While not terminally ill in the accepted sense, I have severe ME/CFS, stage 4 COPD (I have never smoked – I had the precursors to COPD, asthma and bronchiectasis, since contracting measles and whooping cough more or less simultaneously at age 2, which trashed my lungs, as did most of a lifetime of other people’s smoke), widespread and extremely painful osteo arthritis, the results of being struck by lightning in 1983, plus a whole raft of other symptoms stemming from that event. I have recently been diagnosed with congestive heart failure, as a result of my COPD.
So, as I say, not what would normally be classified as terminal, but the chances of a long and happy old age (I’m 66), are effectively zero.
Unless I die suddenly, which is possible and preferable, the prospect is of a lingering death, becoming increasingly unable to look after myself, and becoming a burden to myself and to others. Not to mention that the level of pain, already intolerable some days, thanks to my GP’s almost obsessional reluctance to prescribe effective analgesia, will become insupportable. So I have prepared what I choose to call an exit strategy. Or a suicide kit, if you will.
I have squirrelled away a supply of potent drugs, and alcohol, Jack Daniel’s – this is not a time to cheap-out , sufficient to carry me off painlessly and swiftly, so that there can be no possibility of resuscitation.

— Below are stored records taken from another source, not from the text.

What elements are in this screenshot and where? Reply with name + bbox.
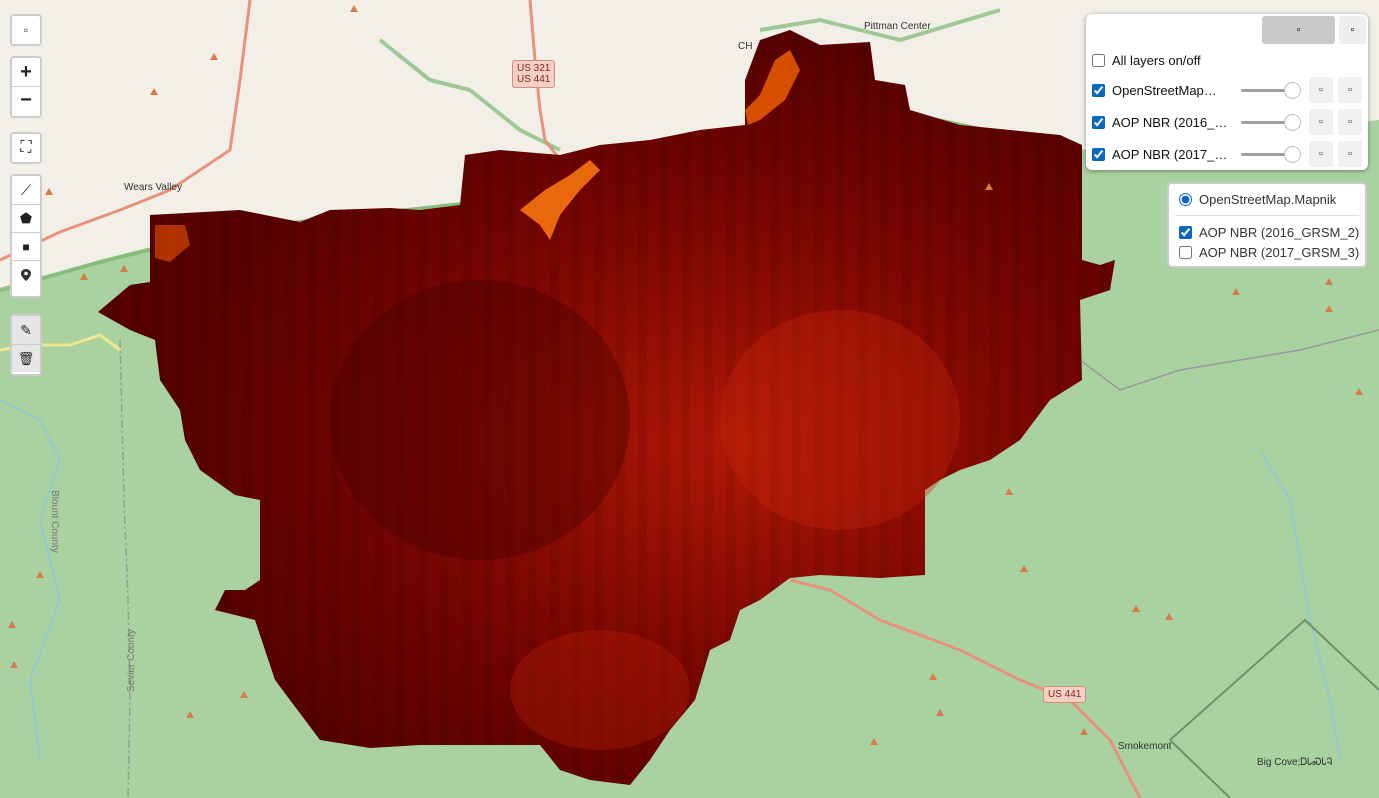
road-shield-us321-us441: US 321 US 441 [512, 60, 556, 88]
layer-remove-button-osm[interactable]: ▫ [1338, 77, 1362, 103]
zoom-in-button[interactable]: + [20, 60, 32, 83]
layer-row-2017: AOP NBR (2017_GRSM_3) [1092, 144, 1228, 164]
peak-markers [8, 5, 1363, 745]
nbr-red-zone-east [720, 310, 960, 530]
county-label-sevier: Sevier County [126, 629, 137, 692]
panel-close-button[interactable]: ▫ [1339, 16, 1366, 44]
overlay-checkbox-2016[interactable] [1179, 225, 1192, 239]
nbr-bright-patch-west [155, 225, 190, 262]
place-label-sep: ; [1297, 757, 1301, 768]
draw-polyline-icon[interactable]: ⟋ [21, 181, 31, 198]
layer-row-2016: AOP NBR (2016_GRSM_2) [1092, 112, 1228, 132]
all-layers-checkbox[interactable] [1092, 53, 1105, 67]
place-label-partial: CH [736, 41, 755, 52]
layer-checkbox-2017[interactable] [1092, 147, 1105, 161]
fullscreen-icon[interactable]: ⛶ [20, 139, 32, 156]
draw-marker-icon[interactable] [12, 260, 40, 288]
nbr-bright-patch-gatlinburg [520, 160, 600, 240]
road-shield-us441: US 441 [517, 74, 551, 85]
layer-settings-button-2017[interactable]: ▫ [1309, 141, 1333, 167]
nbr-red-zone-south [510, 630, 690, 750]
road-us441-south [789, 578, 1142, 798]
all-layers-row: All layers on/off [1092, 50, 1201, 70]
layer-checkbox-2016[interactable] [1092, 115, 1105, 129]
reservation-boundary [1169, 618, 1379, 798]
place-label-wears-valley: Wears Valley [124, 182, 182, 193]
edit-toolbar: ✎ 🗑 [10, 314, 42, 376]
zoom-control: + − [10, 56, 42, 118]
panel-tab-button[interactable]: ▫ [1262, 16, 1335, 44]
layer-row-osm: OpenStreetMap.Mapnik [1092, 80, 1220, 100]
draw-toolbar: ⟋ ⬟ ■ [10, 174, 42, 298]
nbr-bright-patch-north [745, 50, 800, 125]
base-layer-row: OpenStreetMap.Mapnik [1179, 189, 1336, 209]
draw-polygon-icon[interactable]: ⬟ [12, 204, 40, 232]
base-layer-radio-osm[interactable] [1179, 192, 1192, 206]
layers-separator [1175, 215, 1359, 216]
layer-label-osm: OpenStreetMap.Mapnik [1112, 82, 1220, 98]
opacity-slider-2017[interactable] [1241, 145, 1301, 163]
layer-toggle-icon[interactable]: ▫ [23, 23, 29, 37]
river [0, 399, 1341, 761]
layer-settings-button-2016[interactable]: ▫ [1309, 109, 1333, 135]
layer-label-2016: AOP NBR (2016_GRSM_2) [1112, 114, 1228, 130]
fullscreen-control: ⛶ [10, 132, 42, 164]
road-wears-valley [0, 0, 252, 262]
county-label-blount: Blount County [49, 490, 60, 553]
place-label-pittman-center: Pittman Center [864, 21, 931, 32]
edit-layers-icon[interactable]: ✎ [12, 316, 40, 344]
layer-manager-panel: ▫ ▫ All layers on/off OpenStreetMap.Mapn… [1086, 14, 1368, 170]
road-grey-east [1079, 329, 1379, 391]
all-layers-label: All layers on/off [1112, 52, 1201, 68]
zoom-out-button[interactable]: − [12, 86, 40, 114]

Nor am I religious, so I have no worries on that score, and I have no family to be distressed by my actions, and friends will get some notice. I will, at some point, simply want out, and that, I believe, should be the right of every chronically sick person. And those who are not chronically sick cannot possibly comprehend the sheer physical effort it takes simply to progress from one day to the next. Society has no right to attempt to force us to endure conditions which are simply unendurable. It really is that simple
I would stress that I am not clinically depressed, nor do I suffer from any other mental illness – I simply reserve the right to remove myself from this life while I am still capable of doing so.
However, I would also stress that the time has not yet arrived and, around midday, I’m off to the pub (my assorted illnesses mean that whatever social life I still have – sod all, mostly – has to happen in the afternoons, as by evening I’m a basket case).